The Humphrey Visual Field (HVF) analyzer is a tool for measuring the human visual field by providing information regarding the location of any disease processes or lesion(s) throughout the visual pathway. In particular, Humphrey Visual Field 24-2 was used to assess static perimetry by measuring 24 degrees temporally and 30 degrees nasally and tests 54 points. The Analyser projects a series of white light stimuli of varying intensities (brightness), throughout a uniformly illuminated bowl. The higher is the number of stimuli perceived by the patient, the better is the retina's ability to detect a stimulus at specific points within the visual field.

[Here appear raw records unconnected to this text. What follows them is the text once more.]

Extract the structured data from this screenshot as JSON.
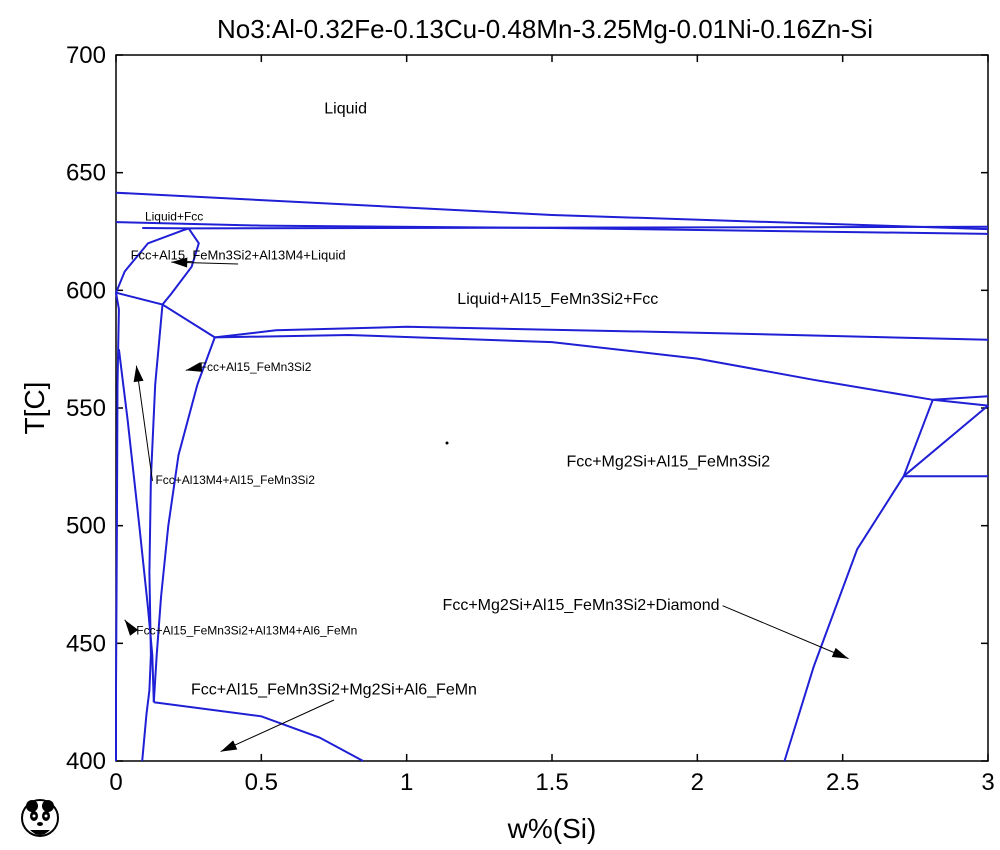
{
  "chart_data": {
    "type": "line",
    "title": "No3:Al-0.32Fe-0.13Cu-0.48Mn-3.25Mg-0.01Ni-0.16Zn-Si",
    "xlabel": "w%(Si)",
    "ylabel": "T[C]",
    "xlim": [
      0,
      3
    ],
    "ylim": [
      400,
      700
    ],
    "xticks": [
      0,
      0.5,
      1,
      1.5,
      2,
      2.5,
      3
    ],
    "xtick_labels": [
      "0",
      "0.5",
      "1",
      "1.5",
      "2",
      "2.5",
      "3"
    ],
    "yticks": [
      400,
      450,
      500,
      550,
      600,
      650,
      700
    ],
    "ytick_labels": [
      "400",
      "450",
      "500",
      "550",
      "600",
      "650",
      "700"
    ],
    "grid": false,
    "line_color": "#1f1fd6",
    "series": [
      {
        "points": [
          [
            0,
            641.5
          ],
          [
            1.5,
            632
          ],
          [
            3,
            626
          ]
        ]
      },
      {
        "points": [
          [
            0,
            629
          ],
          [
            0.5,
            627.5
          ],
          [
            1.5,
            626.5
          ],
          [
            3,
            624
          ]
        ]
      },
      {
        "points": [
          [
            0.09,
            626.5
          ],
          [
            0.25,
            626.3
          ],
          [
            3,
            627
          ]
        ]
      },
      {
        "points": [
          [
            0.25,
            626.3
          ],
          [
            0.23,
            625.5
          ],
          [
            0.11,
            620
          ],
          [
            0.03,
            608
          ],
          [
            0,
            599
          ]
        ]
      },
      {
        "points": [
          [
            0.25,
            626.3
          ],
          [
            0.285,
            620
          ],
          [
            0.26,
            610
          ],
          [
            0.19,
            598.5
          ],
          [
            0.16,
            594
          ]
        ]
      },
      {
        "points": [
          [
            0,
            599
          ],
          [
            0.16,
            594
          ],
          [
            0.34,
            580
          ]
        ]
      },
      {
        "points": [
          [
            0.34,
            580
          ],
          [
            0.55,
            583
          ],
          [
            1,
            584.5
          ],
          [
            2,
            582
          ],
          [
            3,
            579
          ]
        ]
      },
      {
        "points": [
          [
            0.34,
            580
          ],
          [
            0.8,
            581
          ],
          [
            1.5,
            578
          ],
          [
            2,
            571
          ],
          [
            2.4,
            562
          ],
          [
            2.81,
            553.5
          ]
        ]
      },
      {
        "points": [
          [
            2.81,
            553.5
          ],
          [
            3,
            555
          ]
        ]
      },
      {
        "points": [
          [
            2.81,
            553.5
          ],
          [
            3,
            551
          ]
        ]
      },
      {
        "points": [
          [
            2.81,
            553.5
          ],
          [
            2.71,
            521
          ]
        ]
      },
      {
        "points": [
          [
            3,
            551
          ],
          [
            2.71,
            521
          ]
        ]
      },
      {
        "points": [
          [
            2.71,
            521
          ],
          [
            3,
            521
          ]
        ]
      },
      {
        "points": [
          [
            2.71,
            521
          ],
          [
            2.55,
            490
          ],
          [
            2.4,
            440
          ],
          [
            2.3,
            400
          ]
        ]
      },
      {
        "points": [
          [
            0,
            599
          ],
          [
            0.01,
            592
          ],
          [
            0.005,
            560
          ],
          [
            0.003,
            500
          ],
          [
            0,
            430
          ],
          [
            0,
            400
          ]
        ]
      },
      {
        "points": [
          [
            0.16,
            594
          ],
          [
            0.135,
            560
          ],
          [
            0.12,
            520
          ],
          [
            0.115,
            480
          ],
          [
            0.12,
            445
          ],
          [
            0.115,
            430
          ],
          [
            0.105,
            420
          ],
          [
            0.09,
            400
          ]
        ]
      },
      {
        "points": [
          [
            0.34,
            580
          ],
          [
            0.28,
            560
          ],
          [
            0.215,
            530
          ],
          [
            0.18,
            500
          ],
          [
            0.155,
            470
          ],
          [
            0.14,
            445
          ],
          [
            0.13,
            425
          ]
        ]
      },
      {
        "points": [
          [
            0.01,
            575
          ],
          [
            0.04,
            545
          ],
          [
            0.08,
            500
          ],
          [
            0.11,
            465
          ],
          [
            0.125,
            445
          ],
          [
            0.13,
            425
          ]
        ]
      },
      {
        "points": [
          [
            0.13,
            425
          ],
          [
            0.5,
            419
          ],
          [
            0.7,
            410
          ],
          [
            0.85,
            400
          ]
        ]
      }
    ],
    "annotations": [
      {
        "text": "Liquid",
        "x": 0.79,
        "y": 677,
        "size": 16
      },
      {
        "text": "Liquid+Fcc",
        "x": 0.2,
        "y": 631,
        "size": 12
      },
      {
        "text": "Fcc+Al15_FeMn3Si2+Al13M4+Liquid",
        "x": 0.42,
        "y": 614.5,
        "size": 13,
        "arrow": [
          0.19,
          612
        ]
      },
      {
        "text": "Liquid+Al15_FeMn3Si2+Fcc",
        "x": 1.52,
        "y": 596,
        "size": 16
      },
      {
        "text": "Fcc+Al15_FeMn3Si2",
        "x": 0.48,
        "y": 567,
        "size": 12,
        "arrow": [
          0.24,
          566
        ]
      },
      {
        "text": "Fcc+Mg2Si+Al15_FeMn3Si2",
        "x": 1.9,
        "y": 527,
        "size": 16
      },
      {
        "text": "Fcc+Al13M4+Al15_FeMn3Si2",
        "x": 0.41,
        "y": 519,
        "size": 12,
        "arrow": [
          0.07,
          568
        ]
      },
      {
        "text": "Fcc+Mg2Si+Al15_FeMn3Si2+Diamond",
        "x": 1.6,
        "y": 466,
        "size": 16,
        "arrow": [
          2.52,
          443.5
        ]
      },
      {
        "text": "Fcc+Al15_FeMn3Si2+Al13M4+Al6_FeMn",
        "x": 0.45,
        "y": 455,
        "size": 12,
        "arrow": [
          0.03,
          460
        ]
      },
      {
        "text": "Fcc+Al15_FeMn3Si2+Mg2Si+Al6_FeMn",
        "x": 0.75,
        "y": 430,
        "size": 16,
        "arrow": [
          0.36,
          404
        ]
      }
    ]
  }
}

Time frame: Weeks 12, 24, 36 and 48

Change in Goldmann Visual Field

The Goldmann field exam was performed to assess kinetic perimetry on all enrolled patients.

Time frame: Weeks 12, 24, 36 and 48

Fundus Imaging

A recordable fundus image (photo or other electronic format) showing the central 30 degrees was captured through a dilated pupil to document the appearance of the posterior pole.

Time frame: Day 0, Weeks 24 and 48

Ocular Coherence Tomography (OCT)

Ocular coherence tomography was performed to evaluate the cross-sectional anatomy of the macula and to document areas of retinal atrophy.

Time frame: Day 0, Weeks 12, 24, 36 and 48

Microperimetry

MP1 microperimetry was analyzed to provide a more accurate measurement of retinal sensitivity in the central visual field, even in patients with unstable or extrafoveal fixation.